To Draco's great disappointment, the Head of Slytherin was not looking
towards his own house; he was talking to a funny little man in a strange
turban. But, even more disturbing for Draco, Snape was looking past the
little man, and staring at the Gryffindor table... he was glaring at Harry
Potter!

This confused Draco: on the one hand he was annoyed that his new head of
house was more interested in Potter than his own Slytherins; on the other
hand Draco was pleased to see the look of disgust on Snape's
face... distaste for "The Boy Who Lived."

The sound of Weasley's name snapped Draco out of his reverie, and he
immediately scowled up at the Sorting Stool, just as the redhead sat down.

To Draco's utter disgust the hat seemed to take even less time to decide on
"Gryffindor!" than it had taken to sort him into Slytherin. He curled his
lips into a vicious sneer, when Weasley and Potter slapped each other on
the back, as Weasley flopped down next to Potter to enjoy the feast.

When Draco looked back up at the staff table, he found Snape looking at
him; however, it was not a look of pleasant recognition.

Draco smiled at Father's old friend, but the gesture wasn't
reciprocated. The Head of Slytherin's black eyes locked onto Draco's cool
silver orbs, and the young wizard felt uncomfortable under Snape's
glare. It was clear that Snape was not happy, and Draco could not help but
feel that Snape's anger was directed at him.
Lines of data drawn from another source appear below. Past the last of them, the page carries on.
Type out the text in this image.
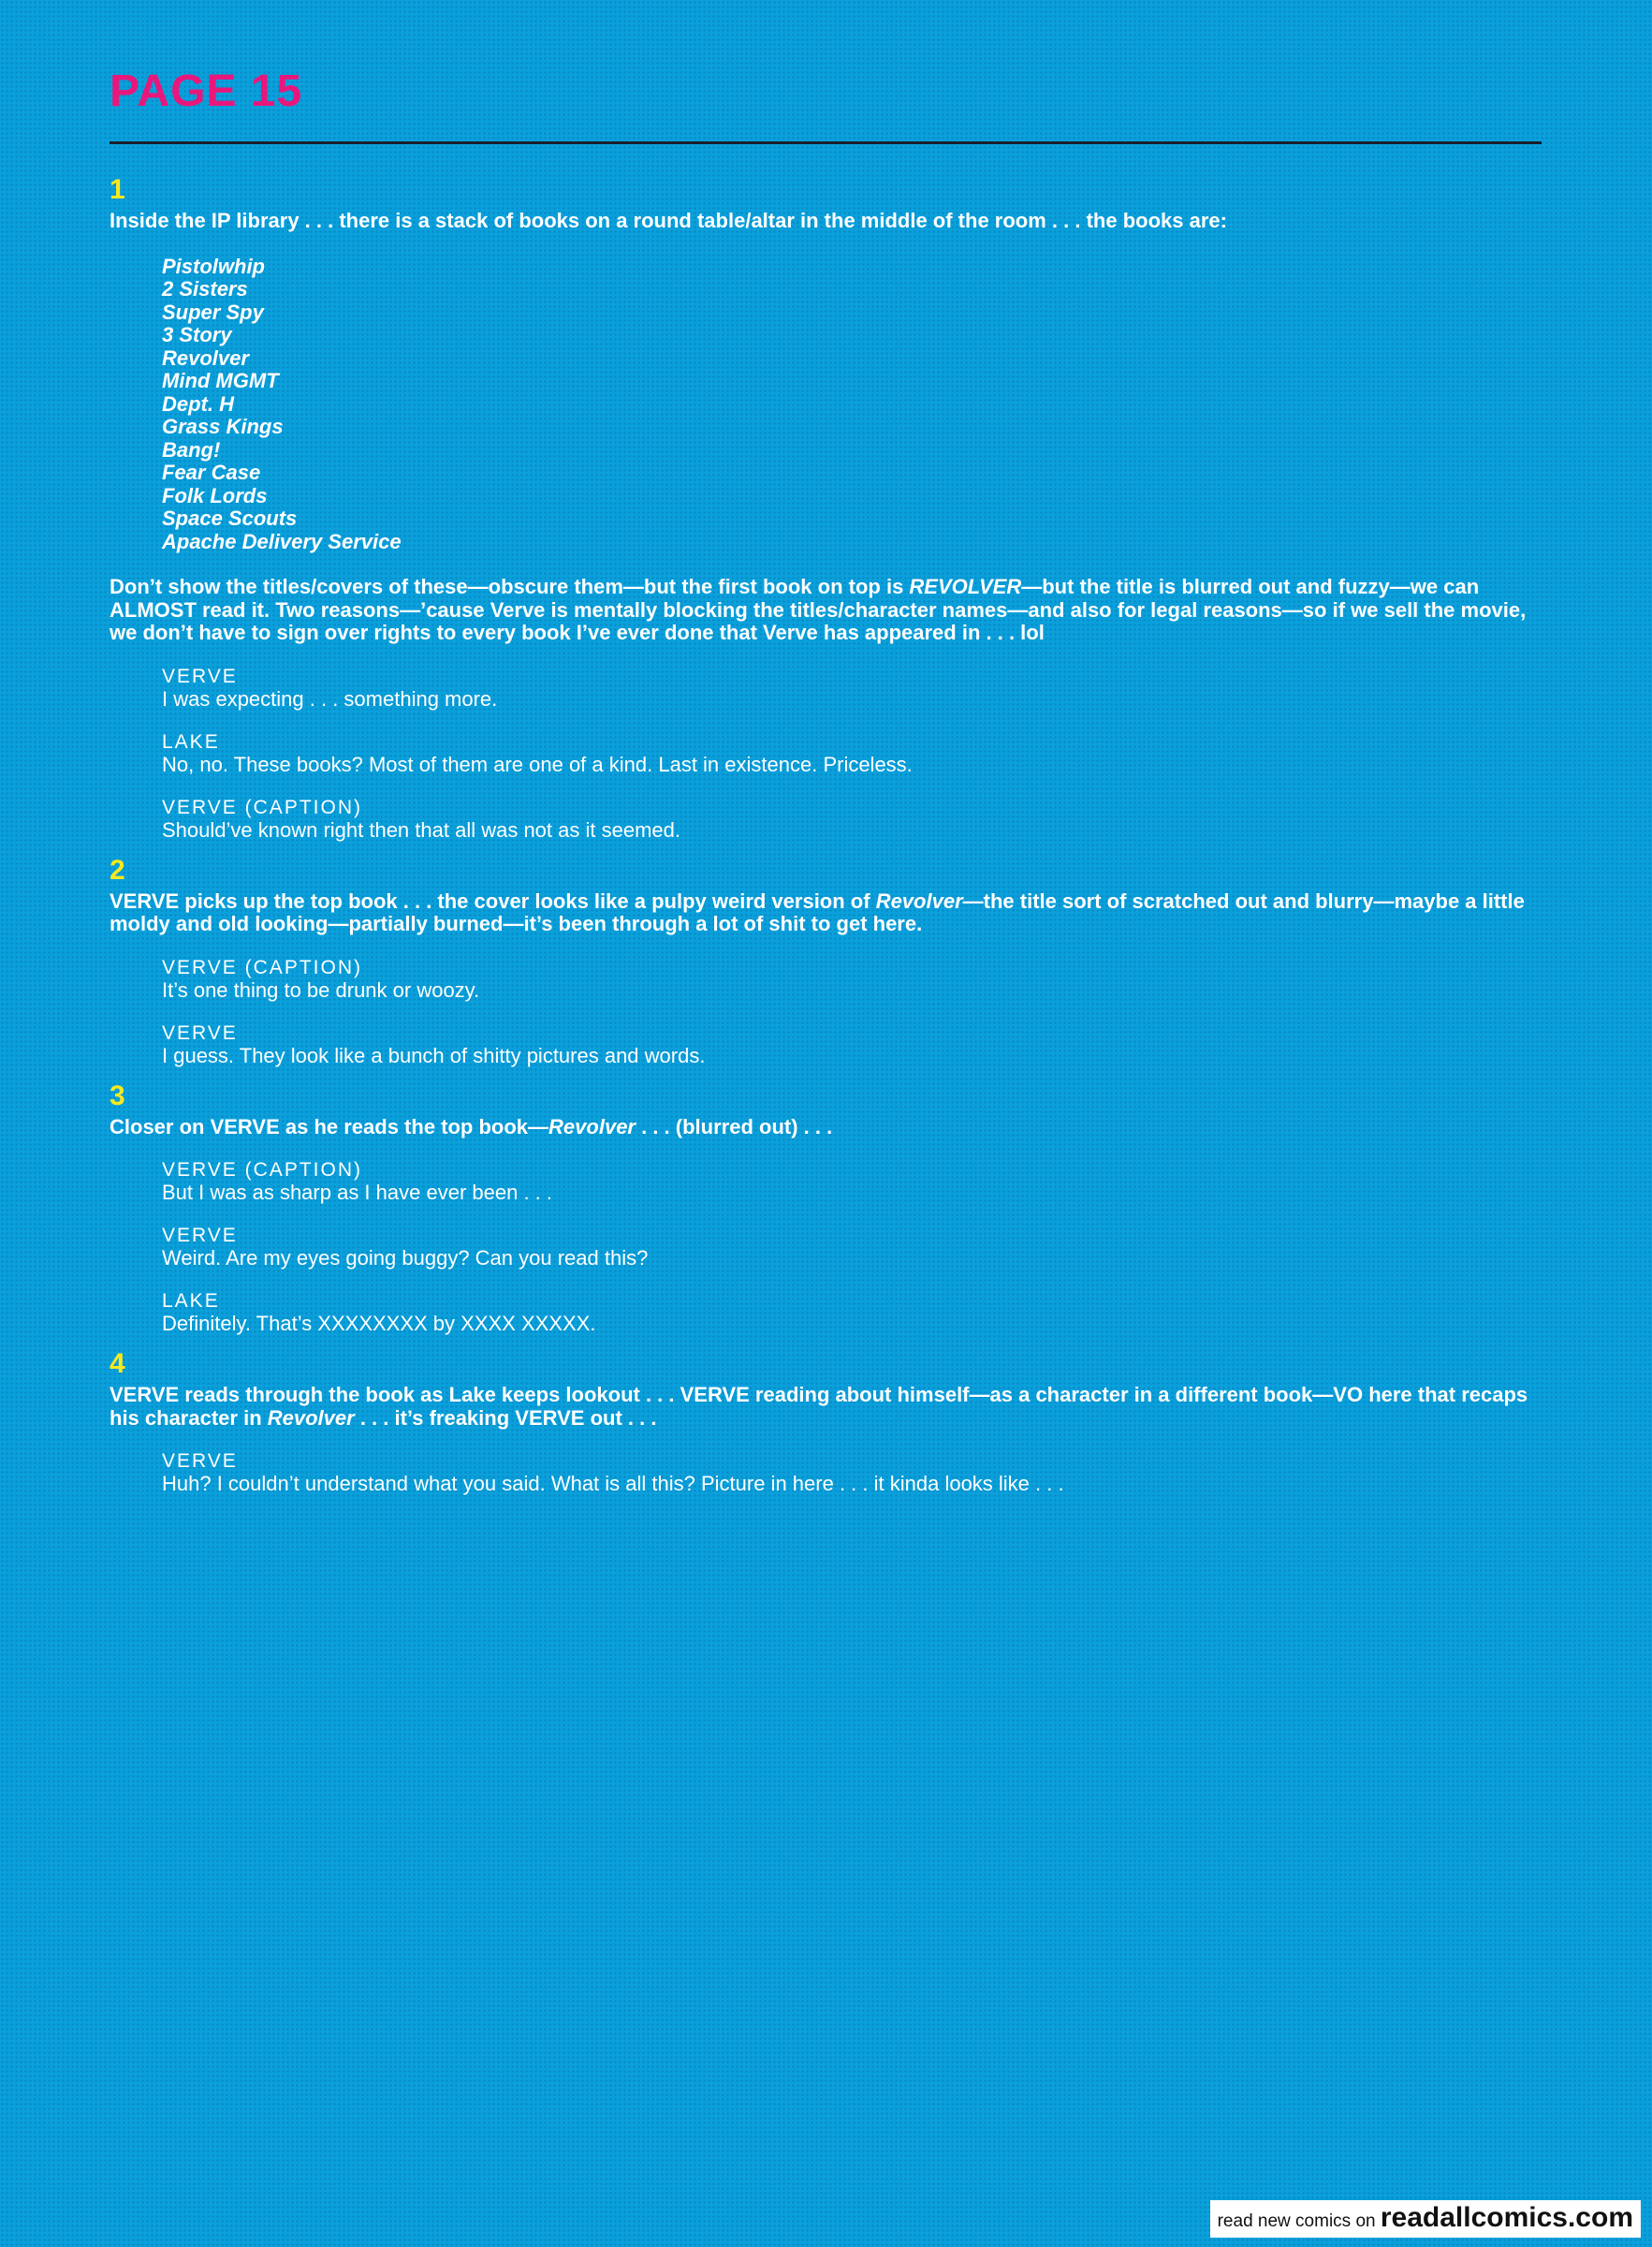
PAGE 15
1
Inside the IP library . . . there is a stack of books on a round table/altar in the middle of the room . . . the books are:
Pistolwhip
2 Sisters
Super Spy
3 Story
Revolver
Mind MGMT
Dept. H
Grass Kings
Bang!
Fear Case
Folk Lords
Space Scouts
Apache Delivery Service
Don’t show the titles/covers of these—obscure them—but the first book on top is REVOLVER—but the title is blurred out and fuzzy—we can ALMOST read it. Two reasons—’cause Verve is mentally blocking the titles/character names—and also for legal reasons—so if we sell the movie, we don’t have to sign over rights to every book I’ve ever done that Verve has appeared in . . . lol
VERVE
I was expecting . . . something more.
LAKE
No, no. These books? Most of them are one of a kind. Last in existence. Priceless.
VERVE (CAPTION)
Should’ve known right then that all was not as it seemed.
2
VERVE picks up the top book . . . the cover looks like a pulpy weird version of Revolver—the title sort of scratched out and blurry—maybe a little moldy and old looking—partially burned—it’s been through a lot of shit to get here.
VERVE (CAPTION)
It’s one thing to be drunk or woozy.
VERVE
I guess. They look like a bunch of shitty pictures and words.
3
Closer on VERVE as he reads the top book—Revolver . . . (blurred out) . . .
VERVE (CAPTION)
But I was as sharp as I have ever been . . .
VERVE
Weird. Are my eyes going buggy? Can you read this?
LAKE
Definitely. That’s XXXXXXXX by XXXX XXXXX.
4
VERVE reads through the book as Lake keeps lookout . . . VERVE reading about himself—as a character in a different book—VO here that recaps his character in Revolver . . . it’s freaking VERVE out . . .
VERVE
Huh? I couldn’t understand what you said. What is all this? Picture in here . . . it kinda looks like . . .
read new comics on readallcomics.com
Snape's eyes darted quickly from Draco, back across the Great Hall, to the
Gryffindor table and Harry Potter.

Draco made the connection in an instant, and realised that Snape had shared
Father's expectations; furthermore, Snape was aware that Draco had failed
to secure Potter's friendship.

Before Draco had time to dwell on this too deeply, the headmaster got to
his feet to address the students.

"Welcome!" he said. "Welcome to a new year at Hogwarts! Before we begin our
banquet, I would like to say a few words. And here they are: Nitwit!
Blubber! Oddment! Tweak! Thank you!"

While most of the students clapped and cheered, Draco shook his head in a
meld of disbelief and disgust.

Father had often spoken, in quite derisive terms, of Dumbledore. Draco
clearly remembered Lucius saying that the old fool was the worst thing that
had ever happened to Hogwarts. The crazy old man's performance had just
confirmed that Father was right.

Draco sat back and sulked, only occasionally picking at his food. This year
was rapidly descending into a nightmare. Draco was, more than ever,
convinced that he was going to hate Hogwarts; he already despised Weasley,
Dumbledore and, last but by no means least, Harry Bloody Potter!